Increased MCP-1/CCL2-expression in peripheral nerves of PMP22tg mice is mediated by the MEK1/2/ERK1/2 signaling cascade. In vivo inhibition of the MEK1/2/ERK1/2 cascade and MCP-1/CCL2-expression by daily treatment with CI-1040 for three weeks. A: Western blot analyses and the corresponding densitometric measurement of femoral quadriceps nerve lysates of CI-1040 and sham-treated mice at the age of two months. Data are shown as a mean value of two experiments with three to five mice in each group.
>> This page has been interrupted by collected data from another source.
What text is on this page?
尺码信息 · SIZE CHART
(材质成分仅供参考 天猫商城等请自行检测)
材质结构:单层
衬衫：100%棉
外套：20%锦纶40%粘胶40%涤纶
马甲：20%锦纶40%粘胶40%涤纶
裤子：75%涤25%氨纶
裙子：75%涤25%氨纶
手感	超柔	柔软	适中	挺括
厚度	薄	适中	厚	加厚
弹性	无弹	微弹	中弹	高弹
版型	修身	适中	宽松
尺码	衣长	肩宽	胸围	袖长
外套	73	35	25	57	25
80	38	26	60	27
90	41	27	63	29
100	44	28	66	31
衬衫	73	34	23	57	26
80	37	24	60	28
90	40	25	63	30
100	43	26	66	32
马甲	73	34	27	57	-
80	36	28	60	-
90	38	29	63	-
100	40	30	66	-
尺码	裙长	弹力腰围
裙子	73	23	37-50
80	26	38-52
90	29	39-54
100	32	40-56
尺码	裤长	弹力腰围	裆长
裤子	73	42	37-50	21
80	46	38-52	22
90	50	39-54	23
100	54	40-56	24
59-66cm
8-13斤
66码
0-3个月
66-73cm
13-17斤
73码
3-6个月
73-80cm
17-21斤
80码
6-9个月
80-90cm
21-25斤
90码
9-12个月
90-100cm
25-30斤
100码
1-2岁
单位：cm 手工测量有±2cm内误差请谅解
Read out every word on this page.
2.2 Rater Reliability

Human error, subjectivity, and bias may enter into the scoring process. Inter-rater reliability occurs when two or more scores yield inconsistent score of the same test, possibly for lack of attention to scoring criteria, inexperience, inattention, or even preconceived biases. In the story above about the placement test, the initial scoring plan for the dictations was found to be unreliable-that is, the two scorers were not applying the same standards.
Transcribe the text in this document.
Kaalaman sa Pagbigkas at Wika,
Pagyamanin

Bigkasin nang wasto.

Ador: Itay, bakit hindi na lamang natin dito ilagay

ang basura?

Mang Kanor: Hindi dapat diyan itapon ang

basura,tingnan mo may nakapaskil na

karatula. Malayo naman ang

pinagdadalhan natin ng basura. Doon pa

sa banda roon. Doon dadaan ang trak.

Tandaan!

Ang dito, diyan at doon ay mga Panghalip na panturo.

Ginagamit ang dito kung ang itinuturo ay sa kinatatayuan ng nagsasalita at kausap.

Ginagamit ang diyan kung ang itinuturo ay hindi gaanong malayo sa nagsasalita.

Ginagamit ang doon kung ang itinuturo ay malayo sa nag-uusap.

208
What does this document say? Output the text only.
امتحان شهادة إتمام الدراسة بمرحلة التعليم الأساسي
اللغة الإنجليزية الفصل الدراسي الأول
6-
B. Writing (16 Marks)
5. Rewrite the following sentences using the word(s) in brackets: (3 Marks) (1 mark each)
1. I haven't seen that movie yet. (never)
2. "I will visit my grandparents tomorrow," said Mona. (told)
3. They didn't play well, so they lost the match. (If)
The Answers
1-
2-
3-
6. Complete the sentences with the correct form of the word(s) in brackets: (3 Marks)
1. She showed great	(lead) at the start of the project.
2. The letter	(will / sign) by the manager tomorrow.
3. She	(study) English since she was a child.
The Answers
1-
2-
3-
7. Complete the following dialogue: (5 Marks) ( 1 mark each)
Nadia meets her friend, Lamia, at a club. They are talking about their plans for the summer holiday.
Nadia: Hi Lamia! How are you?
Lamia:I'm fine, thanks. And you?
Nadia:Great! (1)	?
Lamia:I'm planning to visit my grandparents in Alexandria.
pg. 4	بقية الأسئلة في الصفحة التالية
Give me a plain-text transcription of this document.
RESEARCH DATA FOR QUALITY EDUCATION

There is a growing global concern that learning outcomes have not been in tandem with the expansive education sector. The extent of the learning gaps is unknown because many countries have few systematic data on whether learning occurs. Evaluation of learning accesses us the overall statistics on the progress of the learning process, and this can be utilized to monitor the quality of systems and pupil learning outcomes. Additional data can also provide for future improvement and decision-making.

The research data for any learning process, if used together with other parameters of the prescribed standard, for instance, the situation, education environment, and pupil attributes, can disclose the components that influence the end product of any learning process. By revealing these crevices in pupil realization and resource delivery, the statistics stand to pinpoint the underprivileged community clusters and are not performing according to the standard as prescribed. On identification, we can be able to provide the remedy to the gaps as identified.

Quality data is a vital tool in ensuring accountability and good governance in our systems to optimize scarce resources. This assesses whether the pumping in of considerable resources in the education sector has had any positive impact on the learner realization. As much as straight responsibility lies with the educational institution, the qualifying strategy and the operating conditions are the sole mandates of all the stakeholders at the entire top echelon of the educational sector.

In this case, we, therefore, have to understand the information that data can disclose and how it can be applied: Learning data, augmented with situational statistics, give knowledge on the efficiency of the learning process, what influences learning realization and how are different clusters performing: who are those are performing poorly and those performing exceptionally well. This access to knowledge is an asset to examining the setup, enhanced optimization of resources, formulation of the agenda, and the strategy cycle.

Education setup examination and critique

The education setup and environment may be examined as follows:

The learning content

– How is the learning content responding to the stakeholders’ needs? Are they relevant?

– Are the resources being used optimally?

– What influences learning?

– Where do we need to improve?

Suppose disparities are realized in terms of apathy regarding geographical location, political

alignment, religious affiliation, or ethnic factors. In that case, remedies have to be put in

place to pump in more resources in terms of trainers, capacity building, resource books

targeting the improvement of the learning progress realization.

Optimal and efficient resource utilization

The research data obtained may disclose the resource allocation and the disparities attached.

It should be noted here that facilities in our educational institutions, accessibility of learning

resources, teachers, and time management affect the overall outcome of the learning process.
Note the decreased phosphorylation of ERK1/2 (44/42 kDa) in nerves of mice with daily CI-1040 injection. B: MCP-1/CCL2 mRNA is reduced in nerves of CI-1040–treated PMP22tg mice in comparison with sham-treated mutants. Treatment of wild-type mice does not significantly change the MCP-1/CCL2-expression. *P < 0.05, Student t test, **P < 0.01.